A total of 48 thoracic pedicle screws were inserted robotically in two human specimens (T1-T12 bilaterally). Post-procedure CT scan evaluations revealed that all screws achieved an acceptable grade on the GRS (A or B). Specifically, 87.5% of the screws were classified as grade A and 12.5% were classified as grade B. The median deviations from the planned trajectory were 0.4 mm in the axial (IQR: 0.0; 1.2 mm) and 0.05 mm in the sagittal (IQR: -0.3; 0.3 mm) planes.

CONCLUSIONS

This cadaveric study demonstrates that MRI-based RAN can accurately guide thoracic pedicle screw placement. The findings suggest MRI-based RAN could provide a radiation-free alternative for thoracic spine instrumentation, particularly beneficial for pediatric and adolescent patients.

摘要

研究设计

尸体研究。

目的

评估基于磁共振成像(MRI)的胸椎椎弓根螺钉机器人定位的可行性和准确性。

背景资料总结

机器人辅助导航(RAN)已在胸椎椎弓根螺钉置入中显示出更高的精度。目前,需要术前计算机断层扫描(CT),这会使患者暴露于辐射下——这对于接受多级融合手术的年轻患者来说尤其令人担忧。
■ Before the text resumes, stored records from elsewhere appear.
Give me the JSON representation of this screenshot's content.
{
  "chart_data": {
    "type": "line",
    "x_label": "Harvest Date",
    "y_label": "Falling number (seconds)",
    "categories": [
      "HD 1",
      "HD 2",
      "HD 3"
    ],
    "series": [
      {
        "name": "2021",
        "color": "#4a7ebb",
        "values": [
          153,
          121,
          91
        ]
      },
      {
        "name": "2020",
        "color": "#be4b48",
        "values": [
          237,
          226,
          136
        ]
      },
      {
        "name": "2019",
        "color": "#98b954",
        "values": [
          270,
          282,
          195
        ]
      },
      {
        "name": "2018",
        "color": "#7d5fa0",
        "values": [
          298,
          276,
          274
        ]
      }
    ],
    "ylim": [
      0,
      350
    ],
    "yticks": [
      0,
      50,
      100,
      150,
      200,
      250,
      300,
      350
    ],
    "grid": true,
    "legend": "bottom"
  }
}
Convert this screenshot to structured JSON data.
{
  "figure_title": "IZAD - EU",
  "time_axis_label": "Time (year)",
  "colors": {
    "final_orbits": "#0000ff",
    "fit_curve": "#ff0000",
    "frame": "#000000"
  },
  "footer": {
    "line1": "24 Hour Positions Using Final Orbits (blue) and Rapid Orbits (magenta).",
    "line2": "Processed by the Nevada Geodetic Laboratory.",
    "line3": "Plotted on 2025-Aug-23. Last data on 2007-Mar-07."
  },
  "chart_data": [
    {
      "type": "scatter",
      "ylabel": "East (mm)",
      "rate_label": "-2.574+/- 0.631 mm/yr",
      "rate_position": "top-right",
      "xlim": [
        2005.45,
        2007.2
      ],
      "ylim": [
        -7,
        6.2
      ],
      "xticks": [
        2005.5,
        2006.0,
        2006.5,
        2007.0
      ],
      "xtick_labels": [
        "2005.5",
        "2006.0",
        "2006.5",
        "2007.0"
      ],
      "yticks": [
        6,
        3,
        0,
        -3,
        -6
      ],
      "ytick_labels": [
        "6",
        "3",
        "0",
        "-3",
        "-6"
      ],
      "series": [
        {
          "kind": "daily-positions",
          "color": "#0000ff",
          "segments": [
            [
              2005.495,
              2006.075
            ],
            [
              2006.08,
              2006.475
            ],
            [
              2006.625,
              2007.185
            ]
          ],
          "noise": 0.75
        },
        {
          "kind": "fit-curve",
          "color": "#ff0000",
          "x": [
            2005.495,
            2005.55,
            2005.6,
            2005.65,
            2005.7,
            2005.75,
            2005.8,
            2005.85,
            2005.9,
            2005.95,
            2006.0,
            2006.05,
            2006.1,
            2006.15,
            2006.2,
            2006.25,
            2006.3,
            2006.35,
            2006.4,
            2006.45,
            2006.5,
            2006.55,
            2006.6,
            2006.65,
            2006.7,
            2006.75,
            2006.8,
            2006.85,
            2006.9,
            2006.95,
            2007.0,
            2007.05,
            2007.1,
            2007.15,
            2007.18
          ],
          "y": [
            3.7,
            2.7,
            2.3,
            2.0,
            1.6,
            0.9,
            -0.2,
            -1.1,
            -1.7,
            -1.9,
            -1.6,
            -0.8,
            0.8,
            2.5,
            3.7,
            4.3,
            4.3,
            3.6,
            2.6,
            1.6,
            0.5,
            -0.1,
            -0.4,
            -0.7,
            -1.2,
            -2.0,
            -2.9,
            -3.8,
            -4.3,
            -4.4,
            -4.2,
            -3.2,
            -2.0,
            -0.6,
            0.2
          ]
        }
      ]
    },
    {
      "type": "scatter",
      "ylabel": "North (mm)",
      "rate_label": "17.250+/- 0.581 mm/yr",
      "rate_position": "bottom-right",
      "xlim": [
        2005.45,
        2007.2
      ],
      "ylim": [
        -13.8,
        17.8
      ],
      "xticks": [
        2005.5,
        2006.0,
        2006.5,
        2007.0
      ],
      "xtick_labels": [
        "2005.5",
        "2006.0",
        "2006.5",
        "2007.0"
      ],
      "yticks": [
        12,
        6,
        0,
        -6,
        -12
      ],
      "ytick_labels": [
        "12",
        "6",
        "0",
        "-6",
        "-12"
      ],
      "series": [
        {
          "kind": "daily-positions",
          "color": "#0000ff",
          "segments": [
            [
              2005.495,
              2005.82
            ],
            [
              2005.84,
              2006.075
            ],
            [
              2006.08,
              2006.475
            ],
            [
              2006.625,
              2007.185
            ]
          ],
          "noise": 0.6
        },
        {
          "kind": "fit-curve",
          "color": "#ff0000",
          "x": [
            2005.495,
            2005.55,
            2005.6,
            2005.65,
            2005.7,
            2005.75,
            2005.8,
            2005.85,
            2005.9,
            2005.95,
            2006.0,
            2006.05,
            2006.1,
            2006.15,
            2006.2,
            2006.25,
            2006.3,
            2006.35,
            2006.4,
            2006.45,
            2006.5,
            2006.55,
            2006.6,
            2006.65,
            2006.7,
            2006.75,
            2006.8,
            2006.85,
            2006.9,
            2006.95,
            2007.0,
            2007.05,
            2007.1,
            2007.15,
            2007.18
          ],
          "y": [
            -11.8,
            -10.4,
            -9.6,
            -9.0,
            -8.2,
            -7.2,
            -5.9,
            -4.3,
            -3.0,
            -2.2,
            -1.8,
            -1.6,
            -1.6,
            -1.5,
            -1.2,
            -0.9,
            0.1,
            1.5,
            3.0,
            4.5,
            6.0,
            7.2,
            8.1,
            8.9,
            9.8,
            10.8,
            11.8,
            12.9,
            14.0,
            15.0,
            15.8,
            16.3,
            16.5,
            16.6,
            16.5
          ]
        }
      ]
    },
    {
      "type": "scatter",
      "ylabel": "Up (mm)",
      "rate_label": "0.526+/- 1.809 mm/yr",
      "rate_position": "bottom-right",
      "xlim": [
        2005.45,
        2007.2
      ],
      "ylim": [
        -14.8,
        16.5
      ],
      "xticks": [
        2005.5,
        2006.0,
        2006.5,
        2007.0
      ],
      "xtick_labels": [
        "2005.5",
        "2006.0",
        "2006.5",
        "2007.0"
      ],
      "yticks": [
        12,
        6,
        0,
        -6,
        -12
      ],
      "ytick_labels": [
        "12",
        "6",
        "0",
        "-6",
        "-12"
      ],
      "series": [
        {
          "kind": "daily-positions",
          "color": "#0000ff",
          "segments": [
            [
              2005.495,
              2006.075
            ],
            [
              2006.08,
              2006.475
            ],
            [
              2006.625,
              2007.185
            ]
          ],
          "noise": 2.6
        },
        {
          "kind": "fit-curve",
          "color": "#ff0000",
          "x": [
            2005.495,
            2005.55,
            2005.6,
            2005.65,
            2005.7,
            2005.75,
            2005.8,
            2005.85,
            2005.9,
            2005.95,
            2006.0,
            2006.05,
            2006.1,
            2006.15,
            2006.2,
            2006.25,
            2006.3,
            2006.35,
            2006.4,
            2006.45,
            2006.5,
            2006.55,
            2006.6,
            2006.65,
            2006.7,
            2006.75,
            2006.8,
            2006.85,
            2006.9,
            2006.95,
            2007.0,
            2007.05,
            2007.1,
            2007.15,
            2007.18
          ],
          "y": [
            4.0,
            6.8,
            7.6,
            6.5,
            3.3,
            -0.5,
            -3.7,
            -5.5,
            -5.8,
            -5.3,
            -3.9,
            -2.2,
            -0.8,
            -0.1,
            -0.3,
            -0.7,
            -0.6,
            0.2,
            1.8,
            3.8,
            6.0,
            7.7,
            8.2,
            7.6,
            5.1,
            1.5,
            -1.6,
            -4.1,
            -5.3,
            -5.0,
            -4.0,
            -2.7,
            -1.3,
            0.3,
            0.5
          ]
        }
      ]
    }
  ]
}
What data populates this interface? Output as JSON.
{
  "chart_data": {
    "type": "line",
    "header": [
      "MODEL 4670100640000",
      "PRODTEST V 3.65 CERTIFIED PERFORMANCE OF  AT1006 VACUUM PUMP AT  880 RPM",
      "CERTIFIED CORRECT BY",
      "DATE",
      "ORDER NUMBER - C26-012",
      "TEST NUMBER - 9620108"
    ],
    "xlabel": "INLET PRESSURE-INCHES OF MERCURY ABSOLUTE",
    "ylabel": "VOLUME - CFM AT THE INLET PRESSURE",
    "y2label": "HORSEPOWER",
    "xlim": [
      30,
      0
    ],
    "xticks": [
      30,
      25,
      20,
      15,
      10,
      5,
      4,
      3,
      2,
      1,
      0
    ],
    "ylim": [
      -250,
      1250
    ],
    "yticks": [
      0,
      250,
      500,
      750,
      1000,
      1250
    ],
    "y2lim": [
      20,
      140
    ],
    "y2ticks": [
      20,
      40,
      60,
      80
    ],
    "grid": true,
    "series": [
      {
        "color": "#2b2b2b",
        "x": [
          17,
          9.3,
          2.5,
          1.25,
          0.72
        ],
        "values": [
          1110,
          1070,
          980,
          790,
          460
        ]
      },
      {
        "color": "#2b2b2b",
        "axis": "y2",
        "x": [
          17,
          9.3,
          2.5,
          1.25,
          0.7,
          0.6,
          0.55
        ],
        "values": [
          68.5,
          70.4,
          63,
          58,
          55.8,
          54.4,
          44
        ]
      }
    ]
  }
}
类似CT的三维(3D)-MRI序列可能提供无辐射的替代方案,但它们在胸椎椎弓根螺钉置入中的应用仍未得到探索。

方法

对两具人体尸体标本进行了类似CT的胸椎3D-MRI扫描。使用这些MRI扫描,采用RAN系统规划和引导48枚椎弓根螺钉(T1-T12胸椎双侧螺钉)。在置入椎弓根螺钉后,进行术后CT扫描以评估螺钉定位的准确性。通过将实际置入情况与术前计划进行比较(以毫米为单位的差异)并通过Gertzbein-Robbins量表(GRS)来评估准确性。

结果

在两具人体标本(双侧T1-T12)中机器人共置入了48枚胸椎椎弓根螺钉。术后CT扫描评估显示,所有螺钉在GRS上均达到可接受等级(A或B)。具体而言,87.5%的螺钉被归类为A级,12.5%被归类为B级。与计划轨迹的中位数偏差在轴向为0.4毫米(四分位间距:0.0;1.2毫米),在矢状面为0.05毫米(四分位间距:-0.3;0.3毫米)。

结论

这项尸体研究表明,基于MRI的RAN可以准确地引导胸椎椎弓根螺钉置入。研究结果表明,基于MRI的RAN可为胸椎脊柱内固定提供无辐射的替代方案,对儿科和青少年患者尤其有益。